CARSON, Calif. — No Ibra, no problem? That’s how it worked in Week 3 for the LA Galaxy, who put together their best 90 minutes of the young campaign, dominating huge swaths of play en route to a 3-2 triumph over visiting Minnesota United.
The Galaxy (2W-1L-0D) certainly missed Zlatan Ibrahimovic, out with an Achilles’ tendon injury, a whole lot in the loss at FC Dallas a week ago, but one lineup change — with Uriel Antuna and Chris Pontius swapping roles — and an emphasis on high pressure fed an often brilliant performance, especially in the first 45 minutes.
Antuna’s running up top was pivotal as LA penned in Minnesota for long stretches, and the central-midfield trio of Jonathan Dos Santos, Joe Corona and Sebastian Lletget produced the kind of soccer for which the team was celebrated during the richest times in the Bruce Arena era.
“I think we played well, but when you don’t have the players like Ibra, the team, sometimes, you can feel [it],” head coach Guillermo Barros Schelotto said afterward. “But today, I think the team without Ibra played really good. But if I have [a choice], I choose to play always with players like Ibra, of course. But I think the team played really good and we can win and play really good without him, without [injured winger] Romain Alessandrini.
“I think this a good thing for the team.”
The hope is that Ibrahimovic and Alessandrini will be back in training in the coming week and return for the Galaxy’s next game, March 31 against the Portland Timbers at Dignity Health Sports Park.
The Galaxy’s passivity hurt them in last week’s loss, in which Pontius was stationed up top, so the emphasis in training this week was to be aggressive all over the field.
“We were going to make the mistake of being overaggressive, if anything,” said Pontius, who finished a 25-pass, one-minute sequence to provide a 2-0 lead just before halftime. “We put [Minnesota United] in some tough spots that they didn’t want to play out of, we picked up some second balls in good spots, and when you do that, instead of defending on our 18 and then having to make up 90 yards to get to their goal, we were picking the ball up 40 yards from their goal, so it made it a lot easier on our legs.”

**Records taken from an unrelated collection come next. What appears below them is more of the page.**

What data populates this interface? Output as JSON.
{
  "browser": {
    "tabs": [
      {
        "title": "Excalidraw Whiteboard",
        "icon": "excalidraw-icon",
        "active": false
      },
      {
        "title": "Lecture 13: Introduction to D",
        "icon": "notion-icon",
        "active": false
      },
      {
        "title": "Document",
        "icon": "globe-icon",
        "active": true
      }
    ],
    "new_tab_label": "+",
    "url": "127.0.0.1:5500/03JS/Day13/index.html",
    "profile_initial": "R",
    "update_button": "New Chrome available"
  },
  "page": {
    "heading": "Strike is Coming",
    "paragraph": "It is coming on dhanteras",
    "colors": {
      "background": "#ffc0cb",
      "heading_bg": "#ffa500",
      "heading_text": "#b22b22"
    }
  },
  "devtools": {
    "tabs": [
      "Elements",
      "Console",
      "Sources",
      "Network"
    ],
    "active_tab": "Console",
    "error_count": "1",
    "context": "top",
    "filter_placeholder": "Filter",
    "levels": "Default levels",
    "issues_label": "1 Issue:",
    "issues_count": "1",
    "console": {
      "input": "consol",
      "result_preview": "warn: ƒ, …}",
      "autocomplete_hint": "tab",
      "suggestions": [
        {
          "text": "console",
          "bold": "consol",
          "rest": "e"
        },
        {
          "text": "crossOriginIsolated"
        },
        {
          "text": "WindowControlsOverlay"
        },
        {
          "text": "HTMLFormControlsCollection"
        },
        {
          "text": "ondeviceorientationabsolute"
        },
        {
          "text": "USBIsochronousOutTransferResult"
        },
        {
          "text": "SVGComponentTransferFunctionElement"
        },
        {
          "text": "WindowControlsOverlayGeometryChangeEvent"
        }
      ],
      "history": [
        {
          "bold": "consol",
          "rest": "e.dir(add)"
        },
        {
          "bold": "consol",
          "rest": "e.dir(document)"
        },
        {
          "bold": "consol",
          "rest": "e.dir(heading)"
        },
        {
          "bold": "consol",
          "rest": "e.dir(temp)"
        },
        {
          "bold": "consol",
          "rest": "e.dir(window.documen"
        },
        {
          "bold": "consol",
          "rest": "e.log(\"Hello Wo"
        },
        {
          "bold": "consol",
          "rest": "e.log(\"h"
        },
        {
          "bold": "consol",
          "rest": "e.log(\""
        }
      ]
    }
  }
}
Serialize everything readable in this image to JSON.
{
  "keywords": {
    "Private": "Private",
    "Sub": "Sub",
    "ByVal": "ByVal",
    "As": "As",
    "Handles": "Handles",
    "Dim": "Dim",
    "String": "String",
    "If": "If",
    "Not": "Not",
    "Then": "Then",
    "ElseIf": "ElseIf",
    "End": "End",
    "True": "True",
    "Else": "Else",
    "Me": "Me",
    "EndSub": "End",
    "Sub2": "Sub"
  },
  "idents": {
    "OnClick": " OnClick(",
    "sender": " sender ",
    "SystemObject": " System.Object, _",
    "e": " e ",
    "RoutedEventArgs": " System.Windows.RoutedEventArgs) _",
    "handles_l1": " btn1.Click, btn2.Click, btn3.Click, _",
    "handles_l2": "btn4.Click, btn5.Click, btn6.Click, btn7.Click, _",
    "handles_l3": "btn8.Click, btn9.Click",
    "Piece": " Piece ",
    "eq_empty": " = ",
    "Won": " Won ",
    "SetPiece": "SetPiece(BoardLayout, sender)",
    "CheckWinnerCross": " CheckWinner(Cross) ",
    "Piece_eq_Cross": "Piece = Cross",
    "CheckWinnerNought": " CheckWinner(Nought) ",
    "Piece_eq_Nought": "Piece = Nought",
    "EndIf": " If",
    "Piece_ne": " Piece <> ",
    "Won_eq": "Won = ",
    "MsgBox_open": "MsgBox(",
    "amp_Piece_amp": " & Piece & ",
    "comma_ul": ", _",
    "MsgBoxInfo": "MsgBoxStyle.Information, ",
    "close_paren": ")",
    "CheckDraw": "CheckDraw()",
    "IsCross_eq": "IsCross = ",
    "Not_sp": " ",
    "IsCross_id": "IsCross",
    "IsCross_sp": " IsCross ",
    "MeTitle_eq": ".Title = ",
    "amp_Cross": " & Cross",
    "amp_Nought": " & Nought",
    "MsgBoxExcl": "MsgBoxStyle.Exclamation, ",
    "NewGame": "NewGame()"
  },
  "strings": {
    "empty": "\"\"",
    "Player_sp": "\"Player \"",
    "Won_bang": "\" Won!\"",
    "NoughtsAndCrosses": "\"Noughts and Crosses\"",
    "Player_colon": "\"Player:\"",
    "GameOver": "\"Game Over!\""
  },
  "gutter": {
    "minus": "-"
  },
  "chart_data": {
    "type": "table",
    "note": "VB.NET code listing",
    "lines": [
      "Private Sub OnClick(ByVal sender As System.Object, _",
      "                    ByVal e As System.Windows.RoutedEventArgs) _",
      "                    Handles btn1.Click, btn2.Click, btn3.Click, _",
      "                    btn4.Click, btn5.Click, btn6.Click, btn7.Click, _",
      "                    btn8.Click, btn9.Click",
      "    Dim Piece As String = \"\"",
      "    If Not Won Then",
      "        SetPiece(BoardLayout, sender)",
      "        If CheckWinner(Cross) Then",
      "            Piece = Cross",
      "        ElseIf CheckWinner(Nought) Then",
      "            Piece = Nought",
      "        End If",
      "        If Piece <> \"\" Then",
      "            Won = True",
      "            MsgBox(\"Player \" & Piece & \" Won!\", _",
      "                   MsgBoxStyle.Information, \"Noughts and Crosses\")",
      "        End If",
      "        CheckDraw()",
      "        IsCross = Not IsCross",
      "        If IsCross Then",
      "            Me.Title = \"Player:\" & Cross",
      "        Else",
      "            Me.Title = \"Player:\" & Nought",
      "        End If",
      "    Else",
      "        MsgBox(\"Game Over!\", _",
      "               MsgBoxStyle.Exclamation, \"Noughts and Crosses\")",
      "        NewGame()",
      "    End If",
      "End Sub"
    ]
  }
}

Antuna was the key. The 21-year-old Mexican winger, on loan from Manchester City, applied heavy pressure to the Loons’ backline and goalkeeper Vito Mannone, leading to turnovers in bad spots and a short field for LA’s attack. He won the penalty kick that Dos Santos put away for a 36th-minute advantage and helped to create Lletget’s 81st-minute strike, which was the difference.
Lletget said Antuna has “lungs of gold, clearly.”
“God, he was a machine for us,” Pontius said. “Even in the 90th minute, he’s going and pressuring the goalkeeper. … Just a guy that’s showing up in spots where we needed him to, running in the channels. He was unbelievable.”
The Galaxy’s movement was excellent, with and off the ball, and ball movement was quick and the off-the-ball movement was excellent. Schelotto’s plan favored flank work, and Emmanuel Boateng and outside backs Rolf Feltscher and Jorgen Skjelvik were vital to the process.
“We created a lot of problems because we were inside, we were outside,” Pontius said. “We were making them guess as to where we were going to pop.”
Schelotto noted that the Galaxy couldn’t fulfill the game plan in Dallas, and that was a starting point for the past week’s work.
“I think everyone pay attention about every training, every word I give to them, because we feel like we have to win against Minnesota,” Schelotto said. “Because it’s very important for the team [that it keeps] growing, and the result in Dallas was bad for us. … They made 100 percent every training and today. Today was really good.”